A Multilateralidade tornou-se numa dimensão do direito administrativo na medida em que também se produz no âmbito das atuações individuais e concretas
O ato administrativo é um ato individual e concreto que produz efeitos numa pessoa e no caso concreto. Hoje, todos os atos administrativos adquiriram uma dimensão multilateral. Isto quer dizer que se alguém recebe uma autorização de construção, a mesma não diz respeito apenas à câmara municipal que concedeu a mesma, mas sim a todos os vizinhos do respetivo que são sujeitos da relação jurídica e que se podem insurgir e ir a tribunal para contestar a construção.

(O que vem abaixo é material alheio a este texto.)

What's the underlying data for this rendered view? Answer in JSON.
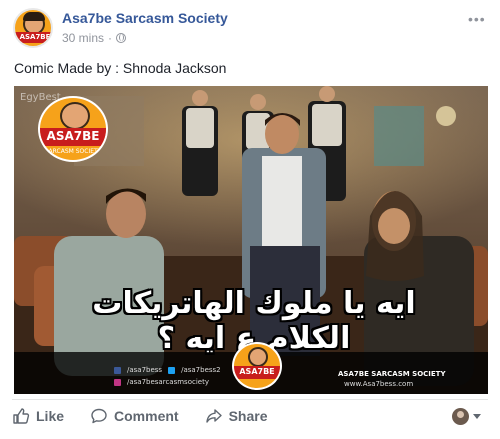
{
  "post": {
    "page_name": "Asa7be Sarcasm Society",
    "timestamp": "30 mins",
    "separator": "·",
    "caption": "Comic Made by : Shnoda Jackson",
    "more_icon": "more-horizontal-icon",
    "privacy_icon": "globe-icon"
  },
  "avatar": {
    "text": "ASA7BE"
  },
  "image": {
    "watermark": "EgyBest",
    "meme_text": "ايه يا ملوك الهاتريكات الكلام ع ايه ؟",
    "logo_main": "ASA7BE",
    "logo_sub": "SARCASM SOCIETY",
    "social": {
      "facebook": "/asa7bess",
      "twitter": "/asa7bess2",
      "instagram": "/asa7besarcasmsociety"
    },
    "brand_line": "ASA7BE SARCASM SOCIETY",
    "site_line": "www.Asa7bess.com",
    "colors": {
      "brand_orange": "#f6a21a",
      "brand_red": "#c81d1d",
      "link_blue": "#365899"
    }
  },
  "actions": {
    "like_label": "Like",
    "comment_label": "Comment",
    "share_label": "Share"
  }
}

Mesmo as decisões de natureza individual adquiriram uma dimensão multilateral. Isto é evidente no âmbito dos novos domínios do direito administrativo:
·       Caso do pescador – o Tribunal nos anos 70 protege (à luz do direito do ambiente) os vizinhos de uma realidade poluidora. Trata-se de um caso de um senhor que pescava em Hamburgo e uma vez descobriu que os peixes naquele lago tinham morrido devido à instalação de uma fábrica nessa zona há cerca de um mês.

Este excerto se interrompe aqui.